SELECT user_id, MAX(order_date), amount
FROM orders
GROUP BY user_id;

Why This Fails

The amount does not correspond to the max date.

Correct Answer

SELECT user_id, order_date, amount
FROM (
SELECT *,
ROW_NUMBER() OVER (
PARTITION BY user_id
ORDER BY order_date DESC
) rn
FROM orders
) t
WHERE rn = 1;

What they’re testing: Column correlation and data correctness.


6. Date Filtering Trap (Timestamps)

Question

Fetch orders from January 2024.

Trap

WHERE order_date BETWEEN '2024-01-01' AND '2024-01-31'

Correct Answer

WHERE order_date >= '2024-01-01'
AND order_date < '2024-02-01';

Why FAANG cares: Production systems store timestamps, not just dates.


7. DISTINCT Is Not a Band-Aid

Question

Count unique active users per day.

Trap

SELECT DISTINCT date, COUNT(user_id)
FROM events
GROUP BY date;

Correct Answer

SELECT date, COUNT(DISTINCT user_id)
FROM events
GROUP BY date;

What they’re testing: Understanding row-level vs aggregate-level DISTINCT.


8. Window Functions in WHERE Clause

Question

Find users with more than 5 orders.

Trap

WHERE COUNT(*) OVER (PARTITION BY user_id) > 5

Correct Answer

SELECT DISTINCT user_id
FROM (
SELECT user_id,
COUNT(*) OVER (PARTITION BY user_id) cnt
FROM orders
) t
WHERE cnt > 5;

What they’re testing: SQL execution order mastery.


9. Anti-Joins: Correct vs Scalable

Question

Find users with no activity.

Acceptable but Risky

LEFT JOIN events e ON u.id = e.user_id
WHERE e.user_id IS NULL;

FAANG-Preferred

WHERE NOT EXISTS (
SELECT 1 FROM events e WHERE e.user_id = u.id
);

Why: Better performance and clearer intent at scale.


How FAANG Evaluates SQL Answers

They don’t just look for a working query.
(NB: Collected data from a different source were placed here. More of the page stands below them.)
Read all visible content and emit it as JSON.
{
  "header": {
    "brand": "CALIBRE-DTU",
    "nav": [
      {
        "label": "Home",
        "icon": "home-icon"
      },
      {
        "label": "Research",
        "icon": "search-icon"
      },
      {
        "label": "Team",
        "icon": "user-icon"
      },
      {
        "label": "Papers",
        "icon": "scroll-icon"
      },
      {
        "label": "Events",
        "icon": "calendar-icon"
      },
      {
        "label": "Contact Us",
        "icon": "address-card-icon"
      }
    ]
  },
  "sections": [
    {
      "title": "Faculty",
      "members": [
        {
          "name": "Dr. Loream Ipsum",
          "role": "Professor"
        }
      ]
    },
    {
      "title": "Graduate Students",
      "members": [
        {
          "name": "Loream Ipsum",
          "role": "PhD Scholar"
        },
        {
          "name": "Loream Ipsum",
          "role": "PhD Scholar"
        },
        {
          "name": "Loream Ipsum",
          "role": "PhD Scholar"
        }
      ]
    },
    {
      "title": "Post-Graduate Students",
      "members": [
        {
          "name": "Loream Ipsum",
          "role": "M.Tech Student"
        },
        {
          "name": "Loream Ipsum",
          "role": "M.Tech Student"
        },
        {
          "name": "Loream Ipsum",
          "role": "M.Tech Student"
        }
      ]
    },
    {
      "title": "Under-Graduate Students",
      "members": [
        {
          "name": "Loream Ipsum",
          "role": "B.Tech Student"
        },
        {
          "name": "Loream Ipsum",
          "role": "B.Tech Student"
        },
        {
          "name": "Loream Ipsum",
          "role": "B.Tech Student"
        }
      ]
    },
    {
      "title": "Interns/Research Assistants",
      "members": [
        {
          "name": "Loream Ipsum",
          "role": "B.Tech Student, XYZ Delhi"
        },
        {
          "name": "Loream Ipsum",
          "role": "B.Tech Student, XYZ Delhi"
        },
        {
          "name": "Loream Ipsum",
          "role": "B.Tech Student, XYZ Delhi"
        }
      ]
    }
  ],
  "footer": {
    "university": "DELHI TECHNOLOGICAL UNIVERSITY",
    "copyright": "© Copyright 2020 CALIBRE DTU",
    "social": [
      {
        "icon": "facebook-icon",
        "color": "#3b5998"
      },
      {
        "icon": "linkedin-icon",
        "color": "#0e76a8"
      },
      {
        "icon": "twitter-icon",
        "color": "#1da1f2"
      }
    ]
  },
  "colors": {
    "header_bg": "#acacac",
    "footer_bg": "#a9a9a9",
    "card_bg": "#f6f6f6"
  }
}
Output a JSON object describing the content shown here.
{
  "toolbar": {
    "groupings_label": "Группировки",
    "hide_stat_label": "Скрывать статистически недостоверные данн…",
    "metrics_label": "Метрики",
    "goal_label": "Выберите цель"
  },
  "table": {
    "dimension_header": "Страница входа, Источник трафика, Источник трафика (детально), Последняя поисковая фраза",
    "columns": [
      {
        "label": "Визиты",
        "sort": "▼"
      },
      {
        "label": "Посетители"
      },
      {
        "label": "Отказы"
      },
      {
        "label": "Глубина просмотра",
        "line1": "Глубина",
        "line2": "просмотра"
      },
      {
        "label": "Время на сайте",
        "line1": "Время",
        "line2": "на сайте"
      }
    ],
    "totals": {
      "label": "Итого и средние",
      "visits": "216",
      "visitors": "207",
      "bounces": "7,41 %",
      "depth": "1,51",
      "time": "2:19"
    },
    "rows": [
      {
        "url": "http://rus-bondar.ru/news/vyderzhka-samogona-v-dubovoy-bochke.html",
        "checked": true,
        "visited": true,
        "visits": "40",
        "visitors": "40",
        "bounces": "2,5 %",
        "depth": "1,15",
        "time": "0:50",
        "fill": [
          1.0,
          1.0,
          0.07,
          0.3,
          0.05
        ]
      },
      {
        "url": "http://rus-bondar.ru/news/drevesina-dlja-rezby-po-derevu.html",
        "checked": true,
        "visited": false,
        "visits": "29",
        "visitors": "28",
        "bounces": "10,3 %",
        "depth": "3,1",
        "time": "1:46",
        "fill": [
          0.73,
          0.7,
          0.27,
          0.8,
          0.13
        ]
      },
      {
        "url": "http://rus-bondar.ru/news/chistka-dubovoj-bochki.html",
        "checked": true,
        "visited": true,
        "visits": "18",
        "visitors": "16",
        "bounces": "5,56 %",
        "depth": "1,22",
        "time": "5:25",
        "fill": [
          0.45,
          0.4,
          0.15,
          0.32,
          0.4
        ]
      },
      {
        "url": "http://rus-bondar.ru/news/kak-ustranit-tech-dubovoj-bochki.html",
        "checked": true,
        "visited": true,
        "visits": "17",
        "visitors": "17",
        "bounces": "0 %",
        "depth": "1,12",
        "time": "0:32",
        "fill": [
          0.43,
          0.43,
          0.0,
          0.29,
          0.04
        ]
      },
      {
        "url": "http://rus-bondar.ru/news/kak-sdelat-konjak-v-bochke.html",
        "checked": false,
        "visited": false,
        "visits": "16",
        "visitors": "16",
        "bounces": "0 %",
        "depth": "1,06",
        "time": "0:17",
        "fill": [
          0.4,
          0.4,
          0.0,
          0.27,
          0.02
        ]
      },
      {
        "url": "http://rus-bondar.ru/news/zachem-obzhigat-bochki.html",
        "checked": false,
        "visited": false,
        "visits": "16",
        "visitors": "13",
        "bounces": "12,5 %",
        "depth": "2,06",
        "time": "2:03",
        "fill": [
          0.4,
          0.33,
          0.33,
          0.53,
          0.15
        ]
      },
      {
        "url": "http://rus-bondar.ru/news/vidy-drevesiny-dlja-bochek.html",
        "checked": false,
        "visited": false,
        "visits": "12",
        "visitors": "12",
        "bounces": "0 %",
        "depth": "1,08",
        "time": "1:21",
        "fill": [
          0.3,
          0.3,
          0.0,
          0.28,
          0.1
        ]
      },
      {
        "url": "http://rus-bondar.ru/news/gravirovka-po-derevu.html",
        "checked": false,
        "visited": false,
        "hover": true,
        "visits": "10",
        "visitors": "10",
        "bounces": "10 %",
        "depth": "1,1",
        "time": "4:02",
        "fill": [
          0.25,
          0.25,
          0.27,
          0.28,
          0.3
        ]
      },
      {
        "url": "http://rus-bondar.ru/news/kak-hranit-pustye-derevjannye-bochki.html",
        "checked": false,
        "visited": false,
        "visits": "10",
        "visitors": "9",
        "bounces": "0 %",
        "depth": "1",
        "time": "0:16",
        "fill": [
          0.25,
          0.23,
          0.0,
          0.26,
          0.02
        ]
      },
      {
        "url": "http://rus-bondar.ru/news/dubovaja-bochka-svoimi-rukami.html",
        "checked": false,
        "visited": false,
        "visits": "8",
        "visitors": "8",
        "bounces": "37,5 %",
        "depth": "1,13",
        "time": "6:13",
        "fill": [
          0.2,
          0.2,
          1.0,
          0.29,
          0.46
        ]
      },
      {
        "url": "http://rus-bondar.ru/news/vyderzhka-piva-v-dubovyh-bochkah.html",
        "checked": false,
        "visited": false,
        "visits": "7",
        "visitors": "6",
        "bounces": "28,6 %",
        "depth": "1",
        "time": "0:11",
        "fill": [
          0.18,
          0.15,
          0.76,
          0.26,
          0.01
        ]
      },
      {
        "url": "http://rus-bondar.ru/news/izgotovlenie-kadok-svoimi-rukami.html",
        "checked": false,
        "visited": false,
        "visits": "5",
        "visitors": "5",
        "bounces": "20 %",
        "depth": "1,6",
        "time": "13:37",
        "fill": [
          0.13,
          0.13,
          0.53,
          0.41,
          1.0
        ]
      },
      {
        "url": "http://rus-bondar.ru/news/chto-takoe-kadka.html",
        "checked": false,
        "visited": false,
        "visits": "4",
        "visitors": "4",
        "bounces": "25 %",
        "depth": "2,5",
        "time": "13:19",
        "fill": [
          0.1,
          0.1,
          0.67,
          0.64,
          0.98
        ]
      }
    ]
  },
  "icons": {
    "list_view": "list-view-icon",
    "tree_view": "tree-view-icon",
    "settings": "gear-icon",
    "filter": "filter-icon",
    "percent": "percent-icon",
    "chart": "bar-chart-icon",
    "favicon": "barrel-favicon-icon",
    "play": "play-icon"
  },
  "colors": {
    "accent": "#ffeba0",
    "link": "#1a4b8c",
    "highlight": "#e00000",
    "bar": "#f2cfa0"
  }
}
They evaluate:

  • NULL safety
  • Edge-case handling
  • Execution order awareness
  • Performance at scale
  • Clarity of thought

If you explain why your solution is safe, you score higher—even if syntax isn’t perfect.


Final Interview Tip

Before you say “done,” ask yourself:

  • What if there are NULLs?
  • What if there are ties?
  • What if data volume is huge?

That mindset is what FAANG interviews are really testing.